On the Shoulders of Giants
Take a HINTS
HINTS stands for Head-Impulse-Nystagmus-Test-of-Skew. This 3-part test of vestibular function was able to distinguish vertigo caused from posterior stroke vs. a peripheral cause. HINTS performed better than MRI. MRI diffusion was false negative in 12% of patients ultimately diagnosed with posterior stroke, but these cases were not missed with HINTS, which was 100% sensitive and 96% specific. I have no problem with this study, but I am a little nervous about putting this into practice and performing and interpreting the HINTS exam properly. A great way to start is to watch this video by the senior author, Dr. Newman-Toker.
HINTS is a 3-part exam that is a powerful bedside discriminator of vertigo caused by a peripheral insult vs. posterior stroke that outperformed MRI.
Stroke. 2009 Nov;40(11):3504-10. doi: 10.1161/STROKEAHA.109.551234. Epub 2009 Sep 17.
HINTS to diagnose stroke in the acute vestibular syndrome: three-step bedside oculomotor examination more sensitive than early MRI diffusion-weighted imaging.
Kattah JC1, Talkad AV, Wang DZ, Hsieh YH, Newman-Toker DE.
1Department of Neurology, The University of Illinois College of Medicine at Peoria and the Illinois Neurological Institute at OSF Saint Francis Medical Center, Peoria, Ill, USA.
BACKGROUND AND PURPOSE:
Acute vestibular syndrome (AVS) is often due to vestibular neuritis but can result from vertebrobasilar strokes. Misdiagnosis of posterior fossa infarcts in emergency care settings is frequent. Bedside oculomotor findings may reliably identify stroke in AVS, but prospective studies have been lacking.
The authors conducted a prospective, cross-sectional study at an academic hospital. Consecutive patients with AVS (vertigo, nystagmus, nausea/vomiting, head-motion intolerance, unsteady gait) with >or=1 stroke risk factor underwent structured examination, including horizontal head impulse test of vestibulo-ocular reflex function, observation of nystagmus in different gaze positions, and prism cross-cover test of ocular alignment. All underwent neuroimaging and admission (generally <72 hours after symptom onset). Strokes were diagnosed by MRI or CT. Peripheral lesions were diagnosed by normal MRI and clinical follow-up.

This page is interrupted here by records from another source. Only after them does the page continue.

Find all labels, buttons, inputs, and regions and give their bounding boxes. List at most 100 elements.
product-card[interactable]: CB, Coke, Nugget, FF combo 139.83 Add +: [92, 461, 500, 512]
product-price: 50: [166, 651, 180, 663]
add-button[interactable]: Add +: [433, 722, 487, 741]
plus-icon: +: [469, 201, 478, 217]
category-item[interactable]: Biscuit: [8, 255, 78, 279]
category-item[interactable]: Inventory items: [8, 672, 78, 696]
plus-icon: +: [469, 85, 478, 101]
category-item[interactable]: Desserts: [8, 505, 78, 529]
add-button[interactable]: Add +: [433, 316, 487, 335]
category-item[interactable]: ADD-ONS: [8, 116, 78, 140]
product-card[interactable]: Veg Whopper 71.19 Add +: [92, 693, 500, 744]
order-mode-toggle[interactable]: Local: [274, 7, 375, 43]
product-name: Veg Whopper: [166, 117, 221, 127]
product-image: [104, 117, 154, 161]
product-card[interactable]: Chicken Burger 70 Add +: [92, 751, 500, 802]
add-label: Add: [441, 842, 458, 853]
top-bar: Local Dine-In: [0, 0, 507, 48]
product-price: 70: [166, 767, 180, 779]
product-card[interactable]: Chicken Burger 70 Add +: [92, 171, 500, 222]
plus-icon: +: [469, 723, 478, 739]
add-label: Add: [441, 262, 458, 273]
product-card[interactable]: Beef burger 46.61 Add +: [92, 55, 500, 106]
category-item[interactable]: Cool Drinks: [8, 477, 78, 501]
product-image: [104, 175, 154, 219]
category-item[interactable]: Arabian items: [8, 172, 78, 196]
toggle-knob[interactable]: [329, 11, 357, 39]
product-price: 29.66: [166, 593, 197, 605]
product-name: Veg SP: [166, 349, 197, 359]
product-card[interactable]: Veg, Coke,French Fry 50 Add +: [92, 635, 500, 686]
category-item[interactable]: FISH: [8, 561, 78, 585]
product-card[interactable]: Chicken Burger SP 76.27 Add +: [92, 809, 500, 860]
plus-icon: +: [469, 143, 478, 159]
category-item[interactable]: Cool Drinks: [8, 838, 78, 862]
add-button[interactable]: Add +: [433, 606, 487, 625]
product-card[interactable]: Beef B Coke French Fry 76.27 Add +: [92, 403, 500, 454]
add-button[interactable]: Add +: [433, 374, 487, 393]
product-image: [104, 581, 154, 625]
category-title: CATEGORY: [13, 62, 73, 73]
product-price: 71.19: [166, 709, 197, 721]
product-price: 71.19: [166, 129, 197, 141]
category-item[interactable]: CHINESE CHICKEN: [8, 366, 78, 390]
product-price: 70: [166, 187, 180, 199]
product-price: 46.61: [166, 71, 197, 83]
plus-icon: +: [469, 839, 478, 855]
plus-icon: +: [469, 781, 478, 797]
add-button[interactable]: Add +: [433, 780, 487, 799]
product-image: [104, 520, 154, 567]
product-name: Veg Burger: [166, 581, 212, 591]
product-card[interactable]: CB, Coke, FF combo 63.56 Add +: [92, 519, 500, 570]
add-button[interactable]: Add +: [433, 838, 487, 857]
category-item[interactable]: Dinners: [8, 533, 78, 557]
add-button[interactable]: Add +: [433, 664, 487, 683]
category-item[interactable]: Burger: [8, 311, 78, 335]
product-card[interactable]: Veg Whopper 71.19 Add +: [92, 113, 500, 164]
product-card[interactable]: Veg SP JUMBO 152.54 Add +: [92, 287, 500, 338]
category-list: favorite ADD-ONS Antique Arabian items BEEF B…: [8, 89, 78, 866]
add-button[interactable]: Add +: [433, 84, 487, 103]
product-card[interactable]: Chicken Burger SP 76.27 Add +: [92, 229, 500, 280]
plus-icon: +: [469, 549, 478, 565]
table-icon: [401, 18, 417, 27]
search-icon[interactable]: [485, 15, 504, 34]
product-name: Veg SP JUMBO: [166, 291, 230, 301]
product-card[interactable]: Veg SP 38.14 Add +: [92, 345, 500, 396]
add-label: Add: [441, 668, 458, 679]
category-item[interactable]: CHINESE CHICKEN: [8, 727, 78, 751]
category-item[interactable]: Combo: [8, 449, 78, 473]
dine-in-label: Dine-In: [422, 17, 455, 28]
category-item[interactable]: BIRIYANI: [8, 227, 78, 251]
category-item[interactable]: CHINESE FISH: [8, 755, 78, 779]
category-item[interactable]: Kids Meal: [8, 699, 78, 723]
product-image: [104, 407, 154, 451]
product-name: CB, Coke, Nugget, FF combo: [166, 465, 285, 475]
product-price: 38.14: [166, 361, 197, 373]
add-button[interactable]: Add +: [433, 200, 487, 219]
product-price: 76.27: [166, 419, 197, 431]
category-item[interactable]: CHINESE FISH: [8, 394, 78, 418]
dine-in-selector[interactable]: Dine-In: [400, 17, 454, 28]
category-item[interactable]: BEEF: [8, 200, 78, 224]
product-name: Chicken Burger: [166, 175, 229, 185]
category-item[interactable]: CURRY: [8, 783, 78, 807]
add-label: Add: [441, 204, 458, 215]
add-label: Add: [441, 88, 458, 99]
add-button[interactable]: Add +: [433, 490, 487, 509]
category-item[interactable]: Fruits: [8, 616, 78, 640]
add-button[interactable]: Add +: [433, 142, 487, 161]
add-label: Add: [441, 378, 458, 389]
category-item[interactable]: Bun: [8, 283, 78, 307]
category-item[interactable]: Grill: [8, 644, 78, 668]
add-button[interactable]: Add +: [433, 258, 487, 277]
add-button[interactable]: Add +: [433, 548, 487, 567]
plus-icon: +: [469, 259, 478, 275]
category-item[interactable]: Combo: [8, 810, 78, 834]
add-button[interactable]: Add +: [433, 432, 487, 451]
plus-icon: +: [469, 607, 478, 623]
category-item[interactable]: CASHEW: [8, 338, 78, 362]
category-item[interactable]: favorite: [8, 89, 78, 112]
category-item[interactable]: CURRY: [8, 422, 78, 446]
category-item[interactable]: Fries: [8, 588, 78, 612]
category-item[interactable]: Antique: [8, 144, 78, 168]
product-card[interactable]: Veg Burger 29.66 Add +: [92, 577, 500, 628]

One hundred one high-risk patients with AVS included 25 peripheral and 76 central lesions (69 ischemic strokes, 4 hemorrhages, 3 other). The presence of normal horizontal head impulse test, direction-changing nystagmus in eccentric gaze, or skew deviation (vertical ocular misalignment) was 100% sensitive and 96% specific for stroke. Skew was present in 17% and associated with brainstem lesions (4% peripheral, 4% pure cerebellar, 30% brainstem involvement; chi(2), P=0.003). Skew correctly predicted lateral pontine stroke in 2 of 3 cases in which an abnormal horizontal head impulse test erroneously suggested peripheral localization. Initial MRI diffusion-weighted imaging was falsely negative in 12% (all <48 hours after symptom onset).
Skew predicts brainstem involvement in AVS and can identify stroke when an abnormal horizontal head impulse test falsely suggests a peripheral lesion. A 3-step bedside oculomotor examination (HINTS: Head-Impulse-Nystagmus-Test-of-Skew) appears more sensitive for stroke than early MRI in AVS.